Ce sont essentiellement des avocates et des justiciables qui parlent et animent ces neuf tableaux - l’amour et la loi, les limbes, la petite Madonna, les petits cailloux, l’empilement des décisions, l’association, la machine, Napoléon à la Cour européenne - qui évoquent le mariage pour tous, la GPA, la PMA et l’adoption pour les homosexuel·les, les soustractions d’enfants, l’inceste, le féminicide et les violences et le viol conjugaux, ainsi que les violences vicariantes (c’est-à-dire exercées contre les enfants afin de faire souffrir l’autre parent, très majoritairement la mère).
Tout ce que la mise en œuvre du droit doit à l’interprétation des juges, aux idées fausses, aux préjugés les plus anciens (« l’enfant parle trop bien, donc c’est la parole de la mère »), tout ce qu’elle suppose aussi d’infinies complexités et de nuances échappant à tout dogmatisme, est ici déplié.
Les propos sont rudes, certes, mais quand même, ça finit bien, par une victoire à la Cour européenne des droits de l’homme.
Points forts
On comprend avec ce spectacle à quel point aux et dans les affaires familiales comme ailleurs, tout est langage : discours, récit, prise de parole, puisqu’il s’agit de formuler l’intime dans l’espace juridique, de traduire l’expérience singulière et sensible en dossier judiciaire.
C’est pourquoi les interprètes parlent dans la langue d’origine de l’interviewé·e. Le sens se loge aussi dans les silences, les hésitations, le déplacement des corps sur cette scène bifrontale, blanche et lisse comme une page masquant un relief qui permet de marcher, d’enjamber, de s’accouder, de s’assoir, de se coucher. La projection simultanée des extraits d’interview en plans serrés confère à ce qui se passe sur scène la profondeur de la réalité.

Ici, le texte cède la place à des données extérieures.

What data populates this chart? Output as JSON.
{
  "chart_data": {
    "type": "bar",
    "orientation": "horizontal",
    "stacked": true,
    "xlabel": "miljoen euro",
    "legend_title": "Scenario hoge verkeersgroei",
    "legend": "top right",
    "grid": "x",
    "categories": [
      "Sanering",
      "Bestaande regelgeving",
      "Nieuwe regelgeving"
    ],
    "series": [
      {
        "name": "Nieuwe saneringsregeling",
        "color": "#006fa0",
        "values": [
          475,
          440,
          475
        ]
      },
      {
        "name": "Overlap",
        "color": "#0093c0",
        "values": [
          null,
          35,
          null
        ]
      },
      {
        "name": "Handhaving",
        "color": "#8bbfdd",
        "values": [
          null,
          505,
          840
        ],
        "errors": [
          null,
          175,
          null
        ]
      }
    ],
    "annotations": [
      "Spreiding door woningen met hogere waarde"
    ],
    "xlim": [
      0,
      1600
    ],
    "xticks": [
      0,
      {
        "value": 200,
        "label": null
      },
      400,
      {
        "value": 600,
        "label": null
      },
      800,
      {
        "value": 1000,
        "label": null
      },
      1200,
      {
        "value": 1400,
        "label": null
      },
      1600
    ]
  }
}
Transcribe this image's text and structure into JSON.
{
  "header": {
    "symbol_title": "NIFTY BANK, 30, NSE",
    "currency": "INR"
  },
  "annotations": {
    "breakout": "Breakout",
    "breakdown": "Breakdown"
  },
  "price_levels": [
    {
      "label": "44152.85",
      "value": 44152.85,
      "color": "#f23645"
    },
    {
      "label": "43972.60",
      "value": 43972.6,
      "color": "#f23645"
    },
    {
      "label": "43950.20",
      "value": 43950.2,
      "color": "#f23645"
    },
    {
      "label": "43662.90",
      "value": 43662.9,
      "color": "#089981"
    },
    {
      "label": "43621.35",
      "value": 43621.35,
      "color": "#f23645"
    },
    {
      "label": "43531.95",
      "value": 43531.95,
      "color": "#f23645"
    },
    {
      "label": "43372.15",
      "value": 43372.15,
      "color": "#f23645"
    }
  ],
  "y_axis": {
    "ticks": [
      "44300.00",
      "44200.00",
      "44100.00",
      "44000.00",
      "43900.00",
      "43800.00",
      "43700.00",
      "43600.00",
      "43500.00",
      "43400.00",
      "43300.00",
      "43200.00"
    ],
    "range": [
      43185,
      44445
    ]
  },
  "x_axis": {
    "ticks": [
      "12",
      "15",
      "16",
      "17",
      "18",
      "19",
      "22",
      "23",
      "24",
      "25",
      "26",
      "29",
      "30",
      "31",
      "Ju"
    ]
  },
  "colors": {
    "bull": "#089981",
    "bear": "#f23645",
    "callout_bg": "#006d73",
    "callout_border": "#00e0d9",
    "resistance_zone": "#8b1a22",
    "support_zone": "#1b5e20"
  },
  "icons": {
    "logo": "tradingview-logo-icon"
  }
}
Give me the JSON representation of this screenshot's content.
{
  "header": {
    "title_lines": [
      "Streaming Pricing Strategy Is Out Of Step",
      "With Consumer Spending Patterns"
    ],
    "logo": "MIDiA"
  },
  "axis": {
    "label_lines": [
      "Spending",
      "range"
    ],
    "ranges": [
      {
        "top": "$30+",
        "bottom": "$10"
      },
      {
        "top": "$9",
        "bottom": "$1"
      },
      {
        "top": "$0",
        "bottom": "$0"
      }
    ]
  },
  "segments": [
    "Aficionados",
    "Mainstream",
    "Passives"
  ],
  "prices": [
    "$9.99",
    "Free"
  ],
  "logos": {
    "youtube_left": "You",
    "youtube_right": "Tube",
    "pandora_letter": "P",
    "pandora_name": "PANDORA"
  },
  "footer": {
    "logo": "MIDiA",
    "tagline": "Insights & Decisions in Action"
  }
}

Sans aucune lourdeur didactique, le spectacle offre un équilibre exceptionnel entre l’intime et le public, le privé et le politique, le singulier et le général qui crée ce moment « où on pense ensemble. »
Quelques réserves
Même si le respect de la langue originale est une idée intéressante et louable, la traduction de l’italien dans le 2e tableau altère un peu le rythme d’un ensemble déjà long.
La séquence "association", où les acteur·ices parlent depuis le public, est un peu difficile à suivre : l'intérêt de cette scénographie n’est pas patent.
Encore un mot...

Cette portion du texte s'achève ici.